Cambridge-based flexible organic electronics company specializing in organic transistors, large-area sensors, and graphene device integration for pilot-scale manufacturing.
FlexEnable develops flexible organic electronics technology, specializing in organic thin-film transistors (OTFTs) and large-area flexible displays and sensors. Based in Cambridge, they provide the manufacturing processes and materials expertise to turn rigid electronic components — displays, X-ray imagers, biosensors — into flexible, conformable devices. Their work spans from organic semiconductor modeling to pilot-scale production of flexible OLED lighting, organic X-ray detectors, and printable bio-electronic sensor arrays for clinical diagnostics.
Core capability demonstrated across PI-SCALE (pilot-scale OLED), ATLASS (printed transistors), EXTMOS (organic semiconductor modeling), LORIX (organic X-ray imagers), FLOIM (flexible optical moulding), and SiMBiT (printable organic sensors).
Continuous involvement in the Graphene Flagship across all three core phases (GrapheneCore1, Core2, Core3) plus the 2D Experimental Pilot Line (2D-EPL).
LORIX developed large organic X-ray imagers (largest single EC grant at EUR 971K), SiMBiT built bio-electronic sensor arrays, and ATLASS created printed transistors for smart surfaces.
FLOIM focused on flexible optical injection moulding for LED and optoelectronic devices; PHENOMENON addressed laser-manufactured 3D nanostructured optics.
SiMBiT (2019-2022) applied their organic transistor expertise to single-molecule bio-electronic sensing arrays for clinical diagnostics, signaling a move into health applications.
In 2014-2018, FlexEnable focused on establishing flexible electronics as a viable manufacturing platform — working on OLED lighting, flexible displays, automotive applications, and organic semiconductor modeling (PI-SCALE, ATLASS, EXTMOS). From 2018 onward, their focus shifted toward applying these capabilities to specific high-value domains: graphene-based devices intensified (three consecutive Flagship phases), biomedical sensing emerged (SiMBiT), and advanced optics manufacturing appeared (FLOIM, PHENOMENON). The trajectory shows a company moving from "can we make flexible electronics work?" to "where do flexible electronics create the most value?"
FlexEnable is pivoting from general flexible electronics R&D toward application-specific platforms in health diagnostics and graphene-based pilot production, making them a strong partner for projects needing flexible sensor fabrication at scale.

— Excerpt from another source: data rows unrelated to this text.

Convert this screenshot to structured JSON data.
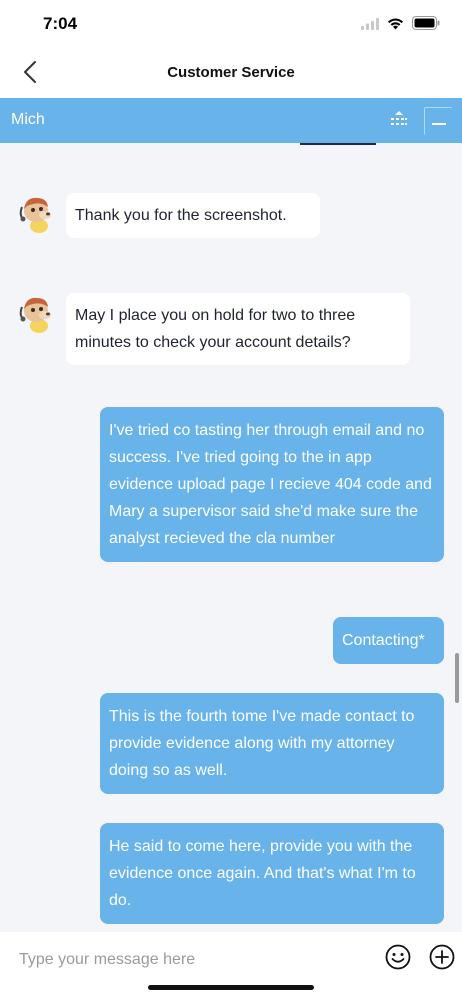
{
  "status_bar": {
    "time": "7:04"
  },
  "nav": {
    "title": "Customer Service"
  },
  "agent_bar": {
    "name": "Mich"
  },
  "messages": [
    {
      "from": "agent",
      "text": "Thank you for the screenshot."
    },
    {
      "from": "agent",
      "text": "May I place you on hold for  two to three minutes to check your account details?"
    },
    {
      "from": "user",
      "text": "I've tried co tasting her through email and no success. I've tried going to the in app evidence upload page I recieve 404 code and Mary a supervisor said she'd make sure the analyst recieved the cla number"
    },
    {
      "from": "user",
      "text": "Contacting*"
    },
    {
      "from": "user",
      "text": "This is the fourth tome I've made contact to provide evidence along with my attorney doing so as well."
    },
    {
      "from": "user",
      "text": "He said to come here, provide you with the evidence once again. And that's what I'm to do."
    }
  ],
  "composer": {
    "placeholder": "Type your message here"
  },
  "colors": {
    "accent": "#67b3ea",
    "background": "#f4f5f9",
    "bubble_in": "#ffffff"
  },
  "icons": [
    "wifi-icon",
    "battery-icon",
    "back-chevron-icon",
    "queue-icon",
    "minimize-icon",
    "emoji-icon",
    "add-icon"
  ]
}
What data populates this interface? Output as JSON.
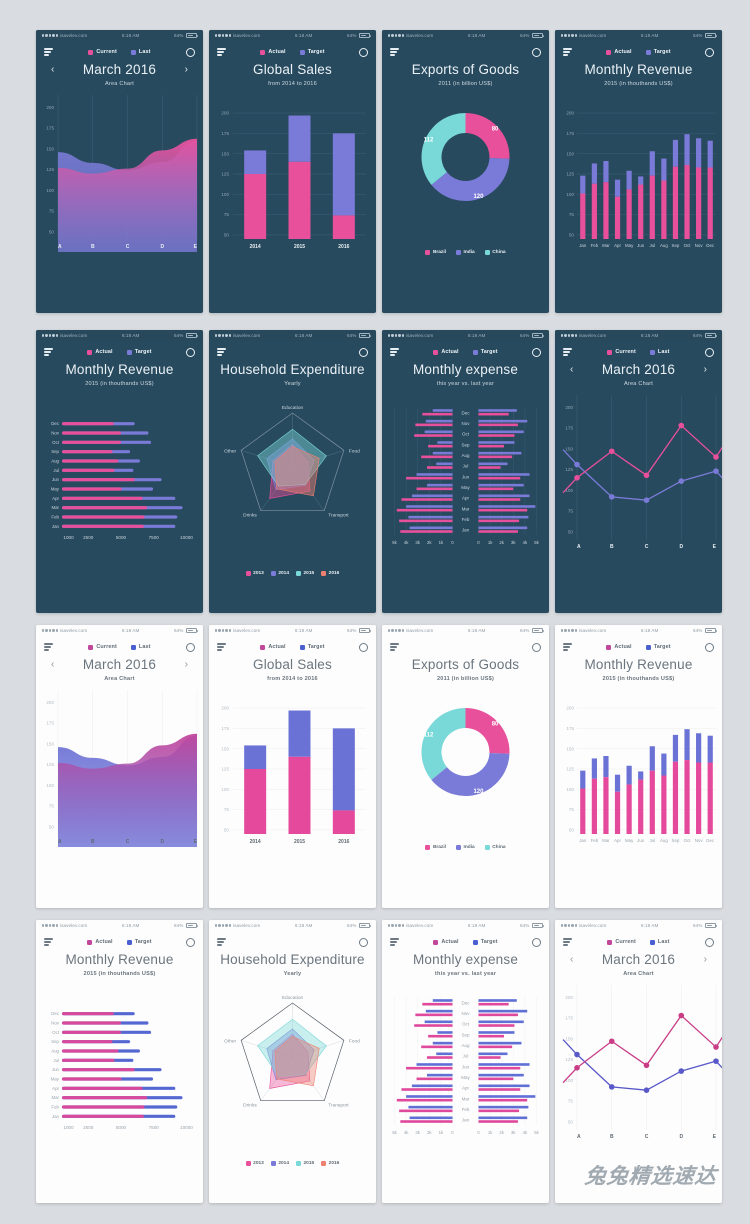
{
  "page": {
    "background": "#d9dde1",
    "watermark": "兔兔精选速达"
  },
  "theme": {
    "dark_bg": "#284A5E",
    "light_bg": "#FDFDFD",
    "pink": "#E8509B",
    "purple": "#7A7BD8",
    "pink_light": "#D9459A",
    "purple_light": "#5B6BD6",
    "teal": "#79D8D8"
  },
  "status_bar": {
    "carrier": "isavelev.com",
    "time": "6:18 AM",
    "battery": "64%"
  },
  "legends": {
    "current_last": [
      {
        "label": "Current",
        "color": "#E8509B"
      },
      {
        "label": "Last",
        "color": "#7A7BD8"
      }
    ],
    "current_last_light": [
      {
        "label": "Current",
        "color": "#C0479B"
      },
      {
        "label": "Last",
        "color": "#4A5FD0"
      }
    ],
    "actual_target": [
      {
        "label": "Actual",
        "color": "#E8509B"
      },
      {
        "label": "Target",
        "color": "#7A7BD8"
      }
    ],
    "actual_target_light": [
      {
        "label": "Actual",
        "color": "#C0479B"
      },
      {
        "label": "Target",
        "color": "#4A5FD0"
      }
    ]
  },
  "icons": {
    "menu": "hamburger-icon",
    "settings": "gear-icon",
    "prev": "‹",
    "next": "›"
  },
  "screens": [
    {
      "id": "area-dark",
      "theme": "dark",
      "type": "area",
      "title": "March 2016",
      "subtitle": "Area Chart",
      "legend": "current_last",
      "nav": true
    },
    {
      "id": "bars-dark",
      "theme": "dark",
      "type": "stacked-column",
      "title": "Global Sales",
      "subtitle": "from 2014 to 2016",
      "legend": "actual_target",
      "nav": false
    },
    {
      "id": "donut-dark",
      "theme": "dark",
      "type": "donut",
      "title": "Exports of Goods",
      "subtitle": "2011 (in billion US$)",
      "legend": "none",
      "nav": false
    },
    {
      "id": "columns-dark",
      "theme": "dark",
      "type": "monthly-column",
      "title": "Monthly Revenue",
      "subtitle": "2015 (in thouthands US$)",
      "legend": "actual_target",
      "nav": false
    },
    {
      "id": "hbar-dark",
      "theme": "dark",
      "type": "hbar",
      "title": "Monthly Revenue",
      "subtitle": "2015 (in thouthands US$)",
      "legend": "actual_target",
      "nav": false
    },
    {
      "id": "radar-dark",
      "theme": "dark",
      "type": "radar",
      "title": "Household Expenditure",
      "subtitle": "Yearly",
      "legend": "none",
      "nav": false
    },
    {
      "id": "tornado-dark",
      "theme": "dark",
      "type": "tornado",
      "title": "Monthly expense",
      "subtitle": "this year vs. last year",
      "legend": "actual_target",
      "nav": false
    },
    {
      "id": "line-dark",
      "theme": "dark",
      "type": "line",
      "title": "March 2016",
      "subtitle": "Area Chart",
      "legend": "current_last",
      "nav": true
    },
    {
      "id": "area-light",
      "theme": "light",
      "type": "area",
      "title": "March 2016",
      "subtitle": "Area Chart",
      "legend": "current_last_light",
      "nav": true
    },
    {
      "id": "bars-light",
      "theme": "light",
      "type": "stacked-column",
      "title": "Global Sales",
      "subtitle": "from 2014 to 2016",
      "legend": "actual_target_light",
      "nav": false
    },
    {
      "id": "donut-light",
      "theme": "light",
      "type": "donut",
      "title": "Exports of Goods",
      "subtitle": "2011 (in billion US$)",
      "legend": "none",
      "nav": false
    },
    {
      "id": "columns-light",
      "theme": "light",
      "type": "monthly-column",
      "title": "Monthly Revenue",
      "subtitle": "2015 (in thouthands US$)",
      "legend": "actual_target_light",
      "nav": false
    },
    {
      "id": "hbar-light",
      "theme": "light",
      "type": "hbar",
      "title": "Monthly Revenue",
      "subtitle": "2015 (in thouthands US$)",
      "legend": "actual_target_light",
      "nav": false
    },
    {
      "id": "radar-light",
      "theme": "light",
      "type": "radar",
      "title": "Household Expenditure",
      "subtitle": "Yearly",
      "legend": "none",
      "nav": false
    },
    {
      "id": "tornado-light",
      "theme": "light",
      "type": "tornado",
      "title": "Monthly expense",
      "subtitle": "this year vs. last year",
      "legend": "actual_target_light",
      "nav": false
    },
    {
      "id": "line-light",
      "theme": "light",
      "type": "line",
      "title": "March 2016",
      "subtitle": "Area Chart",
      "legend": "current_last_light",
      "nav": true
    }
  ],
  "chart_data": [
    {
      "id": "area",
      "type": "area",
      "title": "March 2016",
      "subtitle": "Area Chart",
      "xlabel": "",
      "ylabel": "",
      "categories": [
        "A",
        "B",
        "C",
        "D",
        "E"
      ],
      "yticks": [
        50,
        75,
        100,
        125,
        150,
        175,
        200
      ],
      "ylim": [
        40,
        210
      ],
      "series": [
        {
          "name": "Current",
          "color": "#E8509B",
          "values": [
            127,
            120,
            126,
            148,
            162
          ]
        },
        {
          "name": "Last",
          "color": "#7A7BD8",
          "values": [
            146,
            133,
            124,
            134,
            160
          ]
        }
      ],
      "legend_position": "top"
    },
    {
      "id": "stacked-column",
      "type": "bar",
      "title": "Global Sales",
      "subtitle": "from 2014 to 2016",
      "categories": [
        "2014",
        "2015",
        "2016"
      ],
      "yticks": [
        50,
        75,
        100,
        125,
        150,
        175,
        200
      ],
      "ylim": [
        45,
        205
      ],
      "series": [
        {
          "name": "Actual",
          "color": "#E8509B",
          "values": [
            125,
            140,
            74
          ]
        },
        {
          "name": "Target",
          "color": "#7A7BD8",
          "values": [
            154,
            197,
            175
          ]
        }
      ],
      "legend_position": "top"
    },
    {
      "id": "donut",
      "type": "pie",
      "title": "Exports of Goods",
      "subtitle": "2011 (in billion US$)",
      "labels": [
        "Brazil",
        "India",
        "China"
      ],
      "values": [
        80,
        120,
        112
      ],
      "colors": [
        "#E8509B",
        "#7A7BD8",
        "#79D8D8"
      ],
      "legend_position": "bottom"
    },
    {
      "id": "monthly-column",
      "type": "bar",
      "title": "Monthly Revenue",
      "subtitle": "2015 (in thouthands US$)",
      "categories": [
        "Jan",
        "Feb",
        "Mar",
        "Apr",
        "May",
        "Jun",
        "Jul",
        "Aug",
        "Sep",
        "Oct",
        "Nov",
        "Dec"
      ],
      "yticks": [
        50,
        75,
        100,
        125,
        150,
        175,
        200
      ],
      "ylim": [
        45,
        205
      ],
      "series": [
        {
          "name": "Actual",
          "color": "#E8509B",
          "values": [
            101,
            113,
            115,
            97,
            106,
            112,
            123,
            117,
            134,
            136,
            133,
            133
          ]
        },
        {
          "name": "Target",
          "color": "#7A7BD8",
          "values": [
            123,
            138,
            141,
            118,
            129,
            122,
            153,
            144,
            167,
            174,
            169,
            166
          ]
        }
      ],
      "legend_position": "top"
    },
    {
      "id": "hbar",
      "type": "bar",
      "title": "Monthly Revenue",
      "subtitle": "2015 (in thouthands US$)",
      "orientation": "horizontal",
      "categories": [
        "Dec",
        "Nov",
        "Oct",
        "Sep",
        "Aug",
        "Jul",
        "Jun",
        "May",
        "Apr",
        "Mar",
        "Feb",
        "Jan"
      ],
      "xticks": [
        1000,
        2500,
        5000,
        7500,
        10000
      ],
      "xlim": [
        500,
        10500
      ],
      "series": [
        {
          "name": "Actual",
          "color": "#E8509B",
          "values": [
            4450,
            5000,
            5000,
            4350,
            4800,
            4500,
            6050,
            5050,
            6650,
            7000,
            6800,
            6750
          ]
        },
        {
          "name": "Target",
          "color": "#7A7BD8",
          "values": [
            6050,
            7100,
            7300,
            5700,
            6450,
            5950,
            8100,
            7450,
            9150,
            9700,
            9300,
            9150
          ]
        }
      ],
      "legend_position": "top"
    },
    {
      "id": "radar",
      "type": "radar",
      "title": "Household Expenditure",
      "subtitle": "Yearly",
      "axes": [
        "Education",
        "Food",
        "Transport",
        "Drinks",
        "Other"
      ],
      "series": [
        {
          "name": "2013",
          "color": "#E8509B",
          "values": [
            0.42,
            0.3,
            0.55,
            0.72,
            0.38
          ]
        },
        {
          "name": "2014",
          "color": "#7A7BD8",
          "values": [
            0.52,
            0.42,
            0.42,
            0.52,
            0.5
          ]
        },
        {
          "name": "2015",
          "color": "#79D8D8",
          "values": [
            0.7,
            0.66,
            0.4,
            0.44,
            0.68
          ]
        },
        {
          "name": "2016",
          "color": "#EE8070",
          "values": [
            0.38,
            0.52,
            0.66,
            0.5,
            0.34
          ]
        }
      ],
      "legend_position": "bottom"
    },
    {
      "id": "tornado",
      "type": "bar",
      "title": "Monthly expense",
      "subtitle": "this year vs. last year",
      "orientation": "bidirectional",
      "categories": [
        "Dec",
        "Nov",
        "Oct",
        "Sep",
        "Aug",
        "Jul",
        "Jun",
        "May",
        "Apr",
        "Mar",
        "Feb",
        "Jan"
      ],
      "xticks_left": [
        "5k",
        "4k",
        "3k",
        "2k",
        "1k",
        "0"
      ],
      "xticks_right": [
        "0",
        "1k",
        "2k",
        "3k",
        "4k",
        "5k"
      ],
      "series": [
        {
          "name": "Actual",
          "color": "#E8509B",
          "left_values": [
            2.6,
            3.2,
            3.3,
            2.1,
            2.7,
            2.2,
            4.0,
            3.1,
            4.4,
            4.8,
            4.6,
            4.5
          ],
          "right_values": [
            2.6,
            3.4,
            3.1,
            2.2,
            2.9,
            1.9,
            3.6,
            3.0,
            3.6,
            4.2,
            3.5,
            3.4
          ]
        },
        {
          "name": "Target",
          "color": "#7A7BD8",
          "left_values": [
            1.7,
            2.3,
            2.4,
            1.3,
            1.7,
            1.4,
            3.1,
            2.2,
            3.5,
            4.0,
            3.8,
            3.7
          ],
          "right_values": [
            3.3,
            4.2,
            3.9,
            3.1,
            3.7,
            2.5,
            4.4,
            3.9,
            4.4,
            4.9,
            4.3,
            4.2
          ]
        }
      ],
      "legend_position": "top"
    },
    {
      "id": "line",
      "type": "line",
      "title": "March 2016",
      "subtitle": "Area Chart",
      "categories": [
        "A",
        "B",
        "C",
        "D",
        "E"
      ],
      "yticks": [
        50,
        75,
        100,
        125,
        150,
        175,
        200
      ],
      "ylim": [
        40,
        210
      ],
      "series": [
        {
          "name": "Current",
          "color": "#E8509B",
          "values": [
            115,
            147,
            118,
            178,
            140
          ]
        },
        {
          "name": "Last",
          "color": "#7A7BD8",
          "values": [
            131,
            92,
            88,
            111,
            123
          ]
        }
      ],
      "legend_position": "top"
    }
  ]
}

FlexEnable operates exclusively as a participant — across all 13 projects they never coordinated, indicating they position themselves as a specialist technology contributor rather than a project leader. With 326 unique consortium partners across 24 countries, they are deeply embedded in Europe's advanced materials and electronics research networks. Their consistent presence in mega-consortia like the Graphene Flagship alongside smaller focused projects (LORIX, SiMBiT) suggests they are a trusted, reliable partner comfortable in both large and mid-sized collaborations.
FlexEnable has built one of the broadest collaboration networks among UK-based electronics companies in H2020, with 326 unique partners spanning 24 countries — largely driven by their sustained participation in the Graphene Flagship's massive consortia. Their network is heavily European but exceptionally diverse geographically.
FlexEnable occupies a rare niche: they are one of very few companies worldwide that can take organic transistor and flexible electronics designs from lab concept to pilot-line manufacturing. Their decade-long track record in both the Graphene Flagship and multiple focused electronics projects gives them deep connections across Europe's advanced materials ecosystem. For consortium builders, they bring not just flexible electronics fabrication capability but also a proven ability to integrate into complex multi-partner projects as a dependable technology provider.